Om toe te lichten waaraan de gemeentelijke financieringsmiddelen zijn besteed wordt navolgende begrote verkorte balans voor 2016 gebruikt:
Aan de activa zijde worden de bezittingen weergegeven. Deze bestaan voornamelijk uit materiële vaste activa, zoals gronden en terreinen, bedrijfsgebouwen en grond-, weg- en waterbouwkundige werken en financiële vaste activa, zoals deelnemingen, leningen aan woningbouwcorporaties en deelnemingen en bijdragen aan activa in eigendom van derden. De voorraden (bouwgrond) en het onderhanden werk maken onderdeel uit van de vlottende activa. Een deel van de vaste activa en onderhanden werk van het grondbedrijf zal worden gefinancierd met kortlopende kasgeldleningen. Hiermee wordt optimaal gebruik gemaakt van de gunstige rentetarieven voor kasgeld.
Aan de passiva zijde wordt weergegeven hoe deze bezittingen zijn gefinancierd. Bij de financiering wordt onderscheid gemaakt in interne financieringsmiddelen (de reserves en voorzieningen) en externe financieringsmiddelen. De externe financieringsmiddelen bestaan uit de langlopende geldleningen.
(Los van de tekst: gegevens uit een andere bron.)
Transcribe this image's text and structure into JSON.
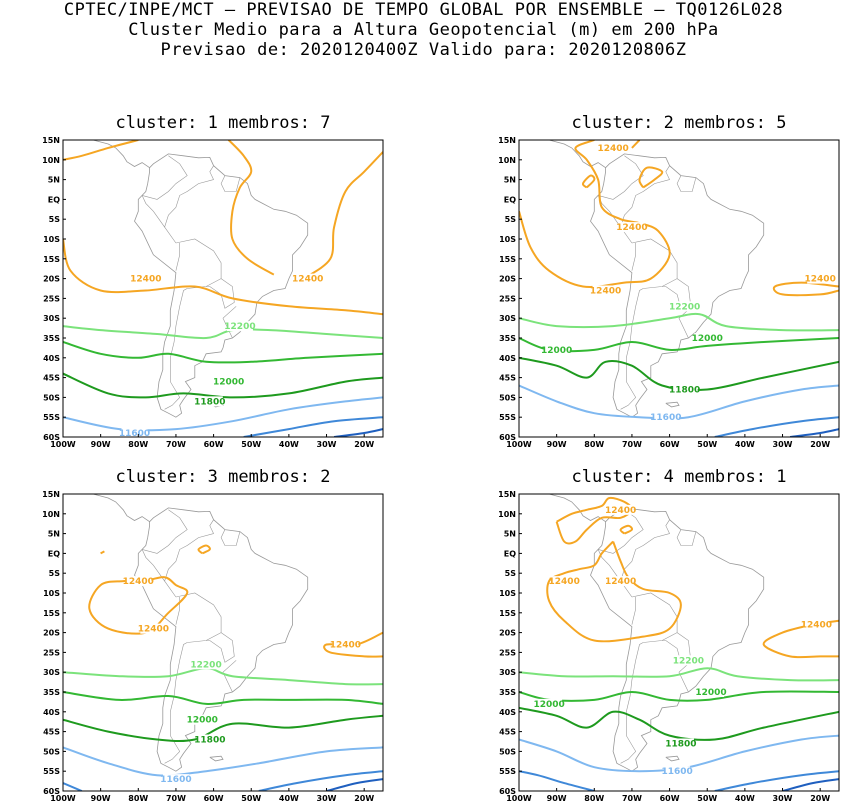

Navolgende tabel geeft vier indicatoren aan waarmee de schuldpositie gemonitord wordt. Ten opzichte van eerdere rapportages is de schuldratio vervangen door de solvabiliteitsratio. Waar de schuldratio de schuld ten opzichte van het balanstotaal uitdrukt, geeft de solvabiliteitsratio de verhouding van het eigen vermogen ten opzichte van het balanstotaal weer. Omdat de solvabiliteitsratio met ingang van 2016 een door het BBV verplicht kengetal betreft is de schuldratio vervangen door de solvabiliteitsratio.
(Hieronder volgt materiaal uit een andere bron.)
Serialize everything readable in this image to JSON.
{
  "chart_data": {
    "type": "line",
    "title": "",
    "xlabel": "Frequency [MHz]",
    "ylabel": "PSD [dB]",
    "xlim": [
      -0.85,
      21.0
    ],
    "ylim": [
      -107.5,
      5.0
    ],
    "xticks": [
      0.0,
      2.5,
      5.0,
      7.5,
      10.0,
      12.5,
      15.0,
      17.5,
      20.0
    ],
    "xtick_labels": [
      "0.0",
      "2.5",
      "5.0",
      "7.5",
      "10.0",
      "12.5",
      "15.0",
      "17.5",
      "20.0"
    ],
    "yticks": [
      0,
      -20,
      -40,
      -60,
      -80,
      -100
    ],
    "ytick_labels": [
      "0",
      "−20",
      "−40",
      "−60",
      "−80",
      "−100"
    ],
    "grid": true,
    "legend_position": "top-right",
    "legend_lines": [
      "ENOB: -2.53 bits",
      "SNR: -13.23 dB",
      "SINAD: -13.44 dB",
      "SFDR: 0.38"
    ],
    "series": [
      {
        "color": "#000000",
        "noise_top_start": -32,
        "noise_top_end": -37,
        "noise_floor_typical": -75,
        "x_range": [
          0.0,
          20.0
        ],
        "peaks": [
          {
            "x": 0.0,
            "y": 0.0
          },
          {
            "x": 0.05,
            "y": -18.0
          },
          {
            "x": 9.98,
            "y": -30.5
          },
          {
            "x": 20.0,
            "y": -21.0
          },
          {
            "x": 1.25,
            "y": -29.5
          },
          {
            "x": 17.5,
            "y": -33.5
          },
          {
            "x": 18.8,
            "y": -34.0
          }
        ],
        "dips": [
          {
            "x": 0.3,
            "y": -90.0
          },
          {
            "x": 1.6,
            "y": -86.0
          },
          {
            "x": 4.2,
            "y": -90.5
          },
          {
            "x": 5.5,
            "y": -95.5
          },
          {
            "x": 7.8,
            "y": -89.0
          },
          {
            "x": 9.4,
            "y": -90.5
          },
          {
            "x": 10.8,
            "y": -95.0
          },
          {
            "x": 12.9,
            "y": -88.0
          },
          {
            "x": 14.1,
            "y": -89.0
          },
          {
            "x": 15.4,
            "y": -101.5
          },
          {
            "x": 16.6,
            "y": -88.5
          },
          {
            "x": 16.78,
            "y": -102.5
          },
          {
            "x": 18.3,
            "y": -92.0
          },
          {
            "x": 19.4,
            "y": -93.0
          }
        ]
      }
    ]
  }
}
In deze paragraaf worden onderstaande indicatoren individueel toegelicht. In programma 12 Algemene middelen vindt de interpretatie van de schuldindicatoren in de bredere context van de financiële positie plaats.
· Solvabiliteitsratio 13%
De solvabiliteitsratio geeft inzicht in de weerbaarheid van de gemeente. Hoe hoger de solvabiliteitsratio, hoe hoger de weerbaarheid. Onder de solvabiliteitsratio wordt verstaan het eigen vermogen als percentage van het balanstotaal. Het eigen vermogen van een gemeente bestaat volgens artikel 42 BBV uit de reserves (zowel de algemene reserve als de bestemmingsreserves) en het resultaat uit het overzicht van baten en lasten. Er is door de VNG (nog) geen richtlijn afgegeven welke marges passen bij een gezonde solvabiliteit. De komende periode gaan wij bezien of het wenselijk is zelf een richtlijn vast te stellen en zo ja, welke waarden dan voor onze gemeente Venlo acceptabel zijn.
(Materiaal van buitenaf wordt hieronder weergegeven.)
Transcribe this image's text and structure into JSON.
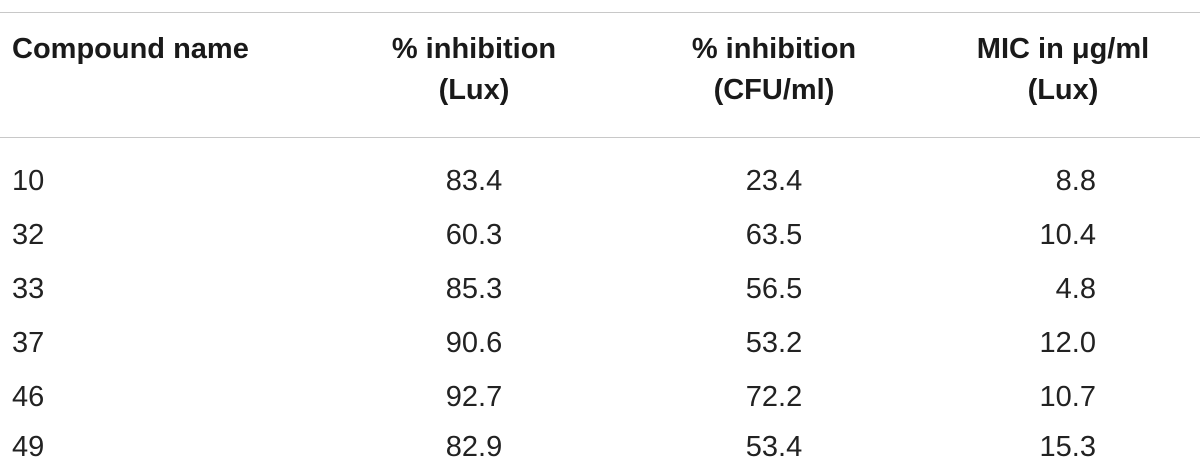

De solvabiliteitsratio voor 2016 wordt begroot op 13%. Ondanks het ontbreken van richtlijnen is duidelijk dat dit voor een 100.000+ gemeente aan de lage kant is. De solvabiliteit kan worden verbeterd door ofwel meer reserves aan te gaan houden (sparen) ofwel door minder te investeren, waardoor de financieringsbehoefte lager wordt en er minder geleend hoeft te worden.
· Schuldquote 113%
De schuldquote geeft aan hoe hoog de netto schuld is ten opzichte van de inkomsten. Hoe hoger de inkomsten, des te meer schulden een gemeente kan aangaan. De netto schuld betreft het totaal aan schulden -/- de geldelijke bezittingen die niet zijn ingezet voor de publieke taak. Bij de inkomsten wordt uitgegaan van inkomsten vóór bestemming van reserves, omdat de inzet van reserves geen inkomsten zijn. De schuldquote wordt geraamd op 113%. Bij een schuldquote hoger dan 130% is sprake van zeer hoge schuld. Volgens de VNG bevindt de schuldquote van een gemeente zich normaal tussen de 0% en 100%. Echter, twee belangrijke factoren kunnen van invloed zijn op de schuldquote en dienen bij de analyse betrokken te worden: de uitleenquote en de voorraadquote.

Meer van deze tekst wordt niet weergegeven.